There doesn’t initially appear to be much connection between stalwarts of the UK new wave, Adam and the Ants and XTC.
The latter, while exploring all manner of styles across jerky post-punk to gentle psychedelia, stayed inexorably wedded to a hopelessly English plane, staying put lyrically in a fascination with the quirks and eccentricities of their home country.
Formed in Swindon and centring the principal songwriting team of Andy Partridge and Colin Moulding, XTC, in some strange way, remained forever anchored to the humdrum suburban estate the pair grew up in, tethered to cult status despite successful singles and a string of acclaimed albums across their initial studio tenure from punk to the early 1990s.
While burnished in the punk underground, Adam and the Ants swapped biker leather for flamboyant highwayman chic, orbiting the New Romantics but eschewing the scene’s electronics for a dramatic Burndi heft of colourful pirate theatre and the frontman’s eager resurrection of Marc Bolan’s rock star preen. Gunning straight for the Smash Hits centrefold and poster slapped on every young girl’s bedroom walls, the ‘Stand and Deliver’ cohort rode an essential arm of the second British invasion that dominated the early 1980s MTV, eager with their dazzling promos ready for the video channel’s need for content.

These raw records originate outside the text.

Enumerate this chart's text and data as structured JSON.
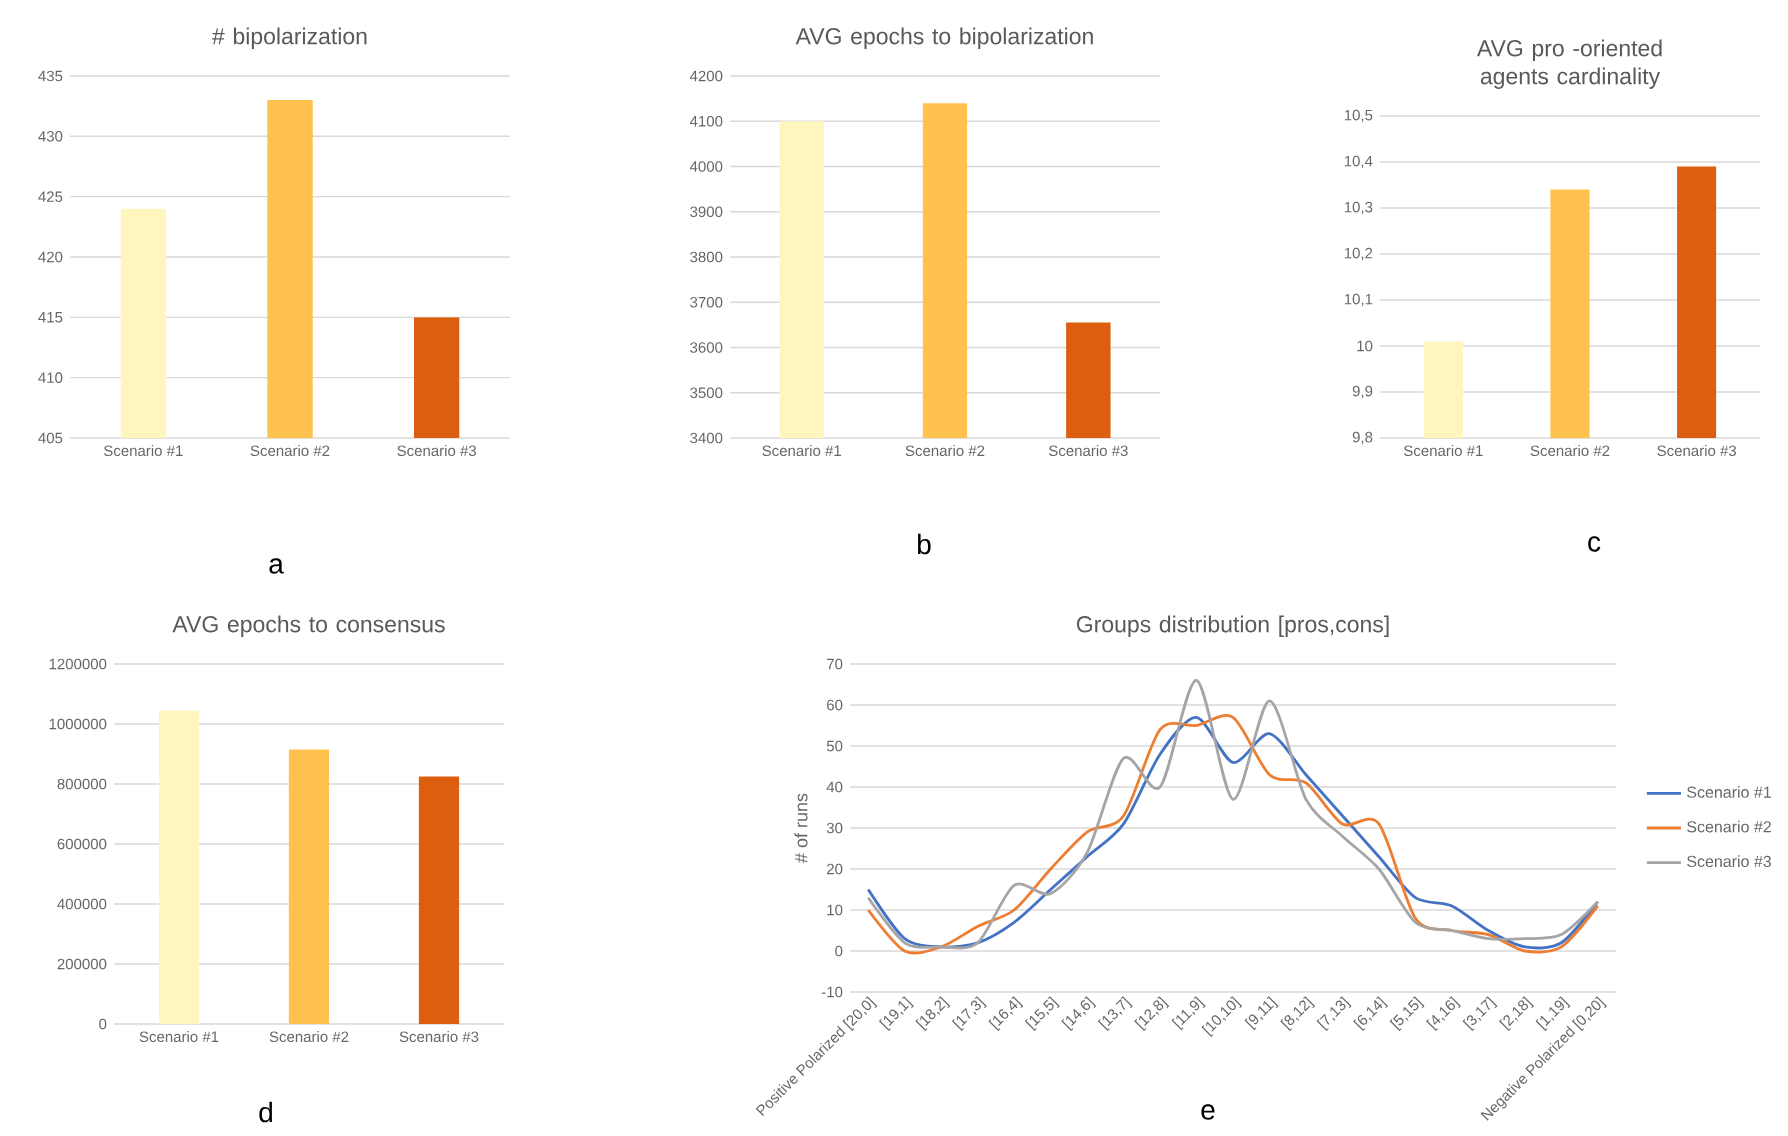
{
  "chart_data": [
    {
      "type": "bar",
      "title": "# bipolarization",
      "categories": [
        "Scenario #1",
        "Scenario #2",
        "Scenario #3"
      ],
      "values": [
        424,
        433,
        415
      ],
      "colors": [
        "#fff5bf",
        "#ffc24f",
        "#db5f0f"
      ],
      "ylim": [
        405,
        435
      ],
      "yticks": [
        405,
        410,
        415,
        420,
        425,
        430,
        435
      ],
      "grid": "y",
      "annotations": [
        "a"
      ]
    },
    {
      "type": "bar",
      "title": "AVG epochs to bipolarization",
      "categories": [
        "Scenario #1",
        "Scenario #2",
        "Scenario #3"
      ],
      "values": [
        4100,
        4140,
        3655
      ],
      "colors": [
        "#fff5bf",
        "#ffc24f",
        "#db5f0f"
      ],
      "ylim": [
        3400,
        4200
      ],
      "yticks": [
        3400,
        3500,
        3600,
        3700,
        3800,
        3900,
        4000,
        4100,
        4200
      ],
      "grid": "y",
      "annotations": [
        "b"
      ]
    },
    {
      "type": "bar",
      "title": "AVG pro -oriented agents cardinality",
      "categories": [
        "Scenario #1",
        "Scenario #2",
        "Scenario #3"
      ],
      "values": [
        10.01,
        10.34,
        10.39
      ],
      "colors": [
        "#fff5bf",
        "#ffc24f",
        "#db5f0f"
      ],
      "ylim": [
        9.8,
        10.5
      ],
      "yticks": [
        {
          "value": 9.8,
          "label": "9,8"
        },
        {
          "value": 9.9,
          "label": "9,9"
        },
        10,
        {
          "value": 10.1,
          "label": "10,1"
        },
        {
          "value": 10.2,
          "label": "10,2"
        },
        {
          "value": 10.3,
          "label": "10,3"
        },
        {
          "value": 10.4,
          "label": "10,4"
        },
        {
          "value": 10.5,
          "label": "10,5"
        }
      ],
      "grid": "y",
      "annotations": [
        "c"
      ]
    },
    {
      "type": "bar",
      "title": "AVG epochs to consensus",
      "categories": [
        "Scenario #1",
        "Scenario #2",
        "Scenario #3"
      ],
      "values": [
        1045000,
        915000,
        825000
      ],
      "colors": [
        "#fff5bf",
        "#ffc24f",
        "#db5f0f"
      ],
      "ylim": [
        0,
        1200000
      ],
      "yticks": [
        0,
        200000,
        400000,
        600000,
        800000,
        1000000,
        1200000
      ],
      "grid": "y",
      "annotations": [
        "d"
      ]
    },
    {
      "type": "line",
      "title": "Groups distribution [pros,cons]",
      "ylabel": "# of runs",
      "categories": [
        "Positive Polarized [20,0]",
        "[19,1]",
        "[18,2]",
        "[17,3]",
        "[16,4]",
        "[15,5]",
        "[14,6]",
        "[13,7]",
        "[12,8]",
        "[11,9]",
        "[10,10]",
        "[9,11]",
        "[8,12]",
        "[7,13]",
        "[6,14]",
        "[5,15]",
        "[4,16]",
        "[3,17]",
        "[2,18]",
        "[1,19]",
        "Negative Polarized [0,20]"
      ],
      "series": [
        {
          "name": "Scenario #1",
          "color": "#4472c4",
          "values": [
            15,
            3,
            1,
            2,
            7,
            15,
            23,
            31,
            48,
            57,
            46,
            53,
            43,
            33,
            23,
            13,
            11,
            5,
            1,
            2,
            12
          ]
        },
        {
          "name": "Scenario #2",
          "color": "#ed7d31",
          "values": [
            10,
            0,
            1,
            6,
            10,
            20,
            29,
            33,
            54,
            55,
            57,
            43,
            41,
            31,
            31,
            8,
            5,
            4,
            0,
            1,
            11
          ]
        },
        {
          "name": "Scenario #3",
          "color": "#a5a5a5",
          "values": [
            13,
            2,
            1,
            2,
            16,
            14,
            24,
            47,
            40,
            66,
            37,
            61,
            37,
            28,
            20,
            7,
            5,
            3,
            3,
            4,
            12
          ]
        }
      ],
      "ylim": [
        -10,
        70
      ],
      "yticks": [
        -10,
        0,
        10,
        20,
        30,
        40,
        50,
        60,
        70
      ],
      "grid": "y",
      "legend": "right",
      "annotations": [
        "e"
      ]
    }
  ]
}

Yet, an unabashed love for pop lay at the heart of both bands. XTC never even cared for the punk label, let alone new wave, at heart an outfit indebted to The Kinks’ Anglo-wistfulness wrapped in power pop gusto and shades of avant-garde peculiarity. But it was pop, all the same, averting punk’s evolving limitations with a minor chart-pleasing album run that would enjoy namechecked legacy among the Britpop explosion and beyond.
So too did Adam and the Ants, earnestly charting pop’s glittering course, breathing life back into the glam of their generation’s youth and enjoying an electric albeit brief spike of global stardom off the back of Kings of the Wild Frontier and Prince Charming.
So, who was the most successful?
Exact figures are hard to glean definitively, but it’s fairly certain that Adam and the Ants sold the most records out of the two, boasting as many as 1,400,000 album sales, with a respectable 500,000 in the States, according to the Best Selling Albums database.
Despite their short, sharp shock of a pop domination, the ‘Antmusic’ craze that swept across the charts was enough to thrust them as pop pillars of the day, with Adam Ant and co-songwriter Marco Pirroni also working together for a string of solo records after the band’s dissolution.
XTC’s sales are where numbers get tricky. Some sources count over 230,000 in sales, with 1982’s English Setllement offloading a respectable 60,000 alone. However, the duo became embroiled in a bitter label dispute, where Virgin Records alleged vast sums of unpaid royalties, some figures suggesting XTC may well have dragged the album over the million mark. Should the duo’s sales be verified, it could stand that XTC’s perceived cult fandom is much larger than the power pop pair’s narrative lets on.